Chlorine was among the five chemicals Murat Karayılan, commander of the People’s Defence Forces (HPG), said his organisation found evidence of. However, Penteker told Kansoy that the IPPNW has found evidence of chlorine alone in their efforts led by biological weapons inspector Dr Jan Van Aken.
“Of course European institutions must look into this,” she said. “At IPPNW we will force this and make appeals, but we will have to see what happens.”
“It’s a real crime that Europe is silent, that the world is silent. It is very obvious, but other political interests are so strong,” the director lamented. “They must examine it, they must tell the truth, and they must start to support the Kurdish people.”

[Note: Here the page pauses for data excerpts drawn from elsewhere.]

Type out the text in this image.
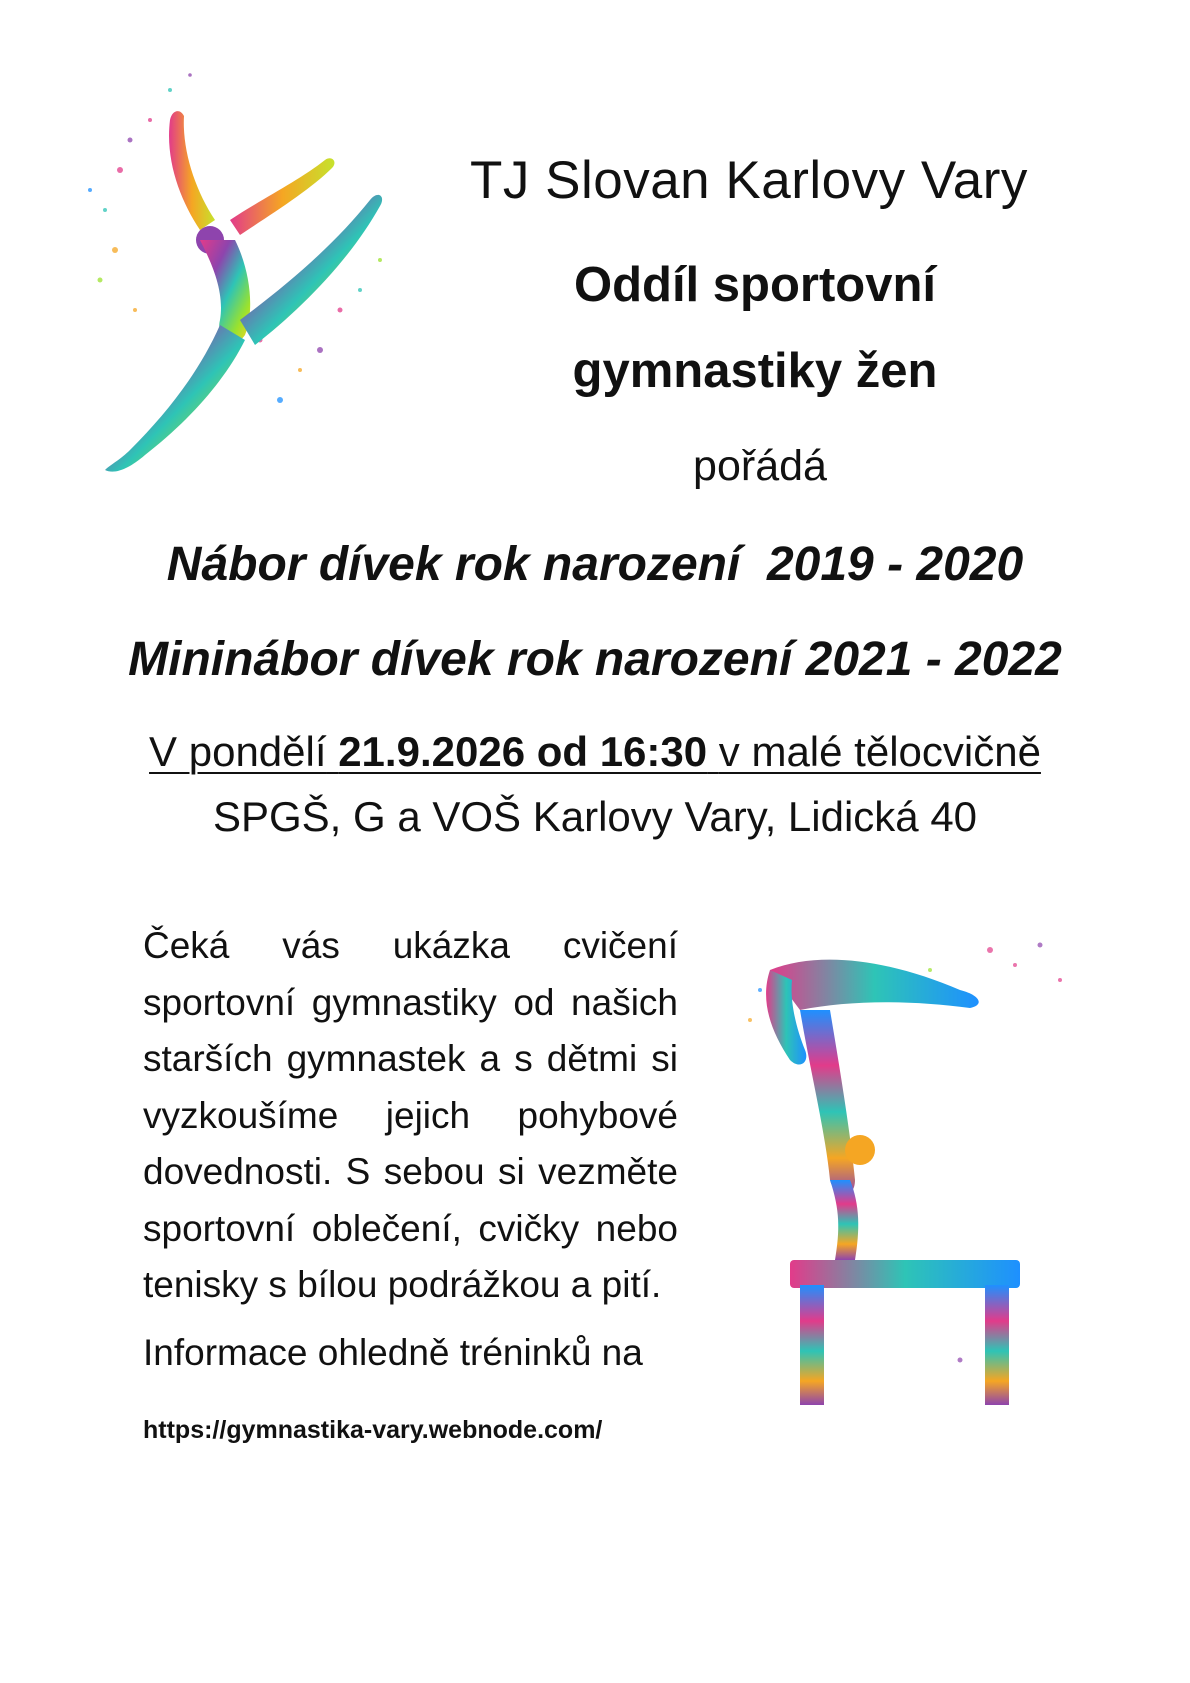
TJ Slovan Karlovy Vary
Oddíl sportovní
gymnastiky žen
pořádá
Nábor dívek rok narození  2019 - 2020
Mininábor dívek rok narození 2021 - 2022
V pondělí 21.9.2026 od 16:30 v malé tělocvičně
SPGŠ, G a VOŠ Karlovy Vary, Lidická 40
Čeká vás ukázka cvičení sportovní gymnastiky od našich starších gymnastek a s dětmi si vyzkoušíme jejich pohybové dovednosti. S sebou si vezměte sportovní oblečení, cvičky nebo tenisky s bílou podrážkou a pití.
Informace ohledně tréninků na
https://gymnastika-vary.webnode.com/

IPPNW published its preliminary findings from a visit to Iraq in a report and urged international bodies including the Organisation for the Prohibition of Chemical Weapons (OPCW) to launch further investigations. Regional authorities, namely the ruling Kurdistan Democratic Party (KDP) which has close ties with the Turkish government, did not allow the IPPNW to deepen its own research.
Jin News, a women-focused news website run by Kurdish women, posed questions to the OPCW on how any investigation could advance if relevant states failed to file appeals. The organisation responded by saying it had been “monitoring” allegations but could not launch an investigation without an appeal from a state party to the Chemical Weapons Convention (CWC).
Earlier in the week, Kurdish institutions in Turkey and Europe organised several protests against the alleged chemical use, in the wake of the death of 17 Kurdish guerrilla fighters.